Google Cloud Storage¶
Tree Schema integrates with Google Cloud Storage to automatically extract metadata from files that exist within your Cloud Storage buckets.
Connecting to Google Cloud Storage¶
Tree Schema requires a service account to connect to your GCS account, to set up this connection there are two required fields:
Project ID: The unique ID of the GCP project where your GCS buckets reside
JSON Key File: The full content of an service account credentials
For details on creating a service account visit the GCP Documentation.
The following permissions are required for Tree Schema to integrate with Google Cloud Storage.
storage.buckets.get: allows access to get metadata and content within a bucket
storage.buckets.list: allows Tree Schema to validate access to a given bucket
storage.objects.get: allows Tree Schema to pull content of a file and infer the schema
storage.objects.list: allows Tree Schema to find one or more files within a given directory
We suggest creating a role specific for Tree Schema, as seen here:
Access for the service account you created for Tree Schema will need to be added to each bucket that it requires acess to. To do this, navigate to Google Cloud Storage, select the bucket to give pemissions then go to the permissions tab. At the bottom select the +Add button.
Now add the service account for Tree Schema that exists within your account and assign it to the role created above. If you created a new role you can find it under custom:
Automatically Extracting Schemas¶
Within Google Cloud Storage you may have several directory structures that each contain a unique schema.
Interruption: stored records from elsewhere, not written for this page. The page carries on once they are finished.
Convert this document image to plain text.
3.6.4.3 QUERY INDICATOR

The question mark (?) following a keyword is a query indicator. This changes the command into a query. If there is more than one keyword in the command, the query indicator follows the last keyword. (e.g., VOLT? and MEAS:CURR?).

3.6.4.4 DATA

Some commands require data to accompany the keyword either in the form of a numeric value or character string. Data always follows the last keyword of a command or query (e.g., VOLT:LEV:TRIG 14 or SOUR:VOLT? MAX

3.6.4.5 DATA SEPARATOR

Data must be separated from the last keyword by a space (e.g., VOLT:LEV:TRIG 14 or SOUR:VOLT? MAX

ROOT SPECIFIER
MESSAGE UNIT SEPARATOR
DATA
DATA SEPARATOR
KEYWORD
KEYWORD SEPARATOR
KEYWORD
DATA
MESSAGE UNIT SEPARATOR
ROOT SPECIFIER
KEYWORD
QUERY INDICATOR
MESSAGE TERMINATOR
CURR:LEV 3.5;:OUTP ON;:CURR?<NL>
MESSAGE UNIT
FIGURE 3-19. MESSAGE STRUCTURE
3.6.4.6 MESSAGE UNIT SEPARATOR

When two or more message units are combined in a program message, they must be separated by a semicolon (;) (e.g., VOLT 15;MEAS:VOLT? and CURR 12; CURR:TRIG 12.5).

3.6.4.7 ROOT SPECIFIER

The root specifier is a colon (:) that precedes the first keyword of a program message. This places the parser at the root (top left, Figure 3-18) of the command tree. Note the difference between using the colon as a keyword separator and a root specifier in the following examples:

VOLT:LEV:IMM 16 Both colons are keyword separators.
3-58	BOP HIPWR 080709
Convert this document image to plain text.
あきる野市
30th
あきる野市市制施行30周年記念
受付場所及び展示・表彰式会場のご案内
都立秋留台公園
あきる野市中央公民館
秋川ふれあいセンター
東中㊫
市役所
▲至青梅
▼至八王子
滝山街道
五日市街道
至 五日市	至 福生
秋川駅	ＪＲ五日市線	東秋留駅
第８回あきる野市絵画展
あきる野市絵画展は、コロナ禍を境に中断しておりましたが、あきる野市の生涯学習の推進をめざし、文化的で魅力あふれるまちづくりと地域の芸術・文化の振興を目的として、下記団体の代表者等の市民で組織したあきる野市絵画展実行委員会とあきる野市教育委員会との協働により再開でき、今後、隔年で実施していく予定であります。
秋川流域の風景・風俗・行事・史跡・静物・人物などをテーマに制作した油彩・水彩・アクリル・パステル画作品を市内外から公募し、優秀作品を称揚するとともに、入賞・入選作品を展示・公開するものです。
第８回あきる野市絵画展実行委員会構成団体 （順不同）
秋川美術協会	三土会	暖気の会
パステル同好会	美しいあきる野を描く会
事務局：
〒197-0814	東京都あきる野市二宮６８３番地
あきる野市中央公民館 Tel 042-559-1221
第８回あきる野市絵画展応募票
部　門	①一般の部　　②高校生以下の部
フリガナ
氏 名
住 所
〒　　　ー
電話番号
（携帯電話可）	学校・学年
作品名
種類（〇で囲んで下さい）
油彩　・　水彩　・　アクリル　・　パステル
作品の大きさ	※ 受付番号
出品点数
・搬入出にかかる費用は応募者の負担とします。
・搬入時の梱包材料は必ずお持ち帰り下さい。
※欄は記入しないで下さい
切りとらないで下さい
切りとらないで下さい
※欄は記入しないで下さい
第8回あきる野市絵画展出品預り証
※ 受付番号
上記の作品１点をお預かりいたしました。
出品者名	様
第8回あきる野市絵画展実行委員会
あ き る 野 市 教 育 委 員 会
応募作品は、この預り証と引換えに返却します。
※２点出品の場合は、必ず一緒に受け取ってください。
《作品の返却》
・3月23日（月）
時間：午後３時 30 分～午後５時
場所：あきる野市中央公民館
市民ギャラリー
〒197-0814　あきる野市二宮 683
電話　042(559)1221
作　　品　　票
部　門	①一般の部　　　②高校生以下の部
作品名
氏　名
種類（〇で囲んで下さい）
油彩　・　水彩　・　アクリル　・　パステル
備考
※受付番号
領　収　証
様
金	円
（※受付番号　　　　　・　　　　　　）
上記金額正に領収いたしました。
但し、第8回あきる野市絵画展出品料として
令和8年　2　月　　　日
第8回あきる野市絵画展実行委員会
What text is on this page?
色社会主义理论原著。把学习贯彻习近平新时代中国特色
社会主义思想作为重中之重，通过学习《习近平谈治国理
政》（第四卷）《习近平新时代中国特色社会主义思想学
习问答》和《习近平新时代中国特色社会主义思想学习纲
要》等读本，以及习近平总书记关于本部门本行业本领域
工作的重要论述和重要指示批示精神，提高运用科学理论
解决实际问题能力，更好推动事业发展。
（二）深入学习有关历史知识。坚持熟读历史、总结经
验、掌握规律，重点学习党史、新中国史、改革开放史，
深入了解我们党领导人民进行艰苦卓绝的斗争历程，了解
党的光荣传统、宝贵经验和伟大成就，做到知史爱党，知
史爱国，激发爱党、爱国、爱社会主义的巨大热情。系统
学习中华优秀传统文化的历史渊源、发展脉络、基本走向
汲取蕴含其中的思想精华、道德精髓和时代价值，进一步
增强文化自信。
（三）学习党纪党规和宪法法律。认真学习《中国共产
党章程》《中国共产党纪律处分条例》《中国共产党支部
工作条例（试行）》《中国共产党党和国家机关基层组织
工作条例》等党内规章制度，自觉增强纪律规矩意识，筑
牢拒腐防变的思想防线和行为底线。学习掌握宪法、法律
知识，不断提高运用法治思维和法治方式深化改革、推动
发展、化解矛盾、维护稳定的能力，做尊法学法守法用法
For example, you might have a directory that contains all of your user information and you might have a separate directory that contains all of your account information in the same bucket:
- analytics_bucket | -- users | | -- user_file1.csv | | -- user_file2.csv | -- accounts | |-- customers | | -- year=2020 | | -- customer_1.csv | | -- customer_2.csv | | -- year=2021 | | -- customer_1.csv | | -- customer_2.csv
When you want Tree Schema to automatically infer the format of your data from Azure Blob Storage you must specify the bucket and the directory structure of each unique schema, as seen below:
In this example above, the customers schema is partitioned by year but the users schema is not partitioned. When partitions exist in your directory structure, Tree Schema will automatically add the values of your partitions to the schema but only if you specify the directory location above where the partitions begin.
In this example, we have defined two schemas:
bucket: analytics_bucket, directory: users
bucket: analytics_bucket, directory: accounts/customers
Google Cloud Storage Limimtations¶
Given that the structure of the directories and containers within GCS may be unique for each bucket, Tree Schema does not read through all the files in your GCS buckets to try and identify where unique schemas exist. You must provide the location of the schema.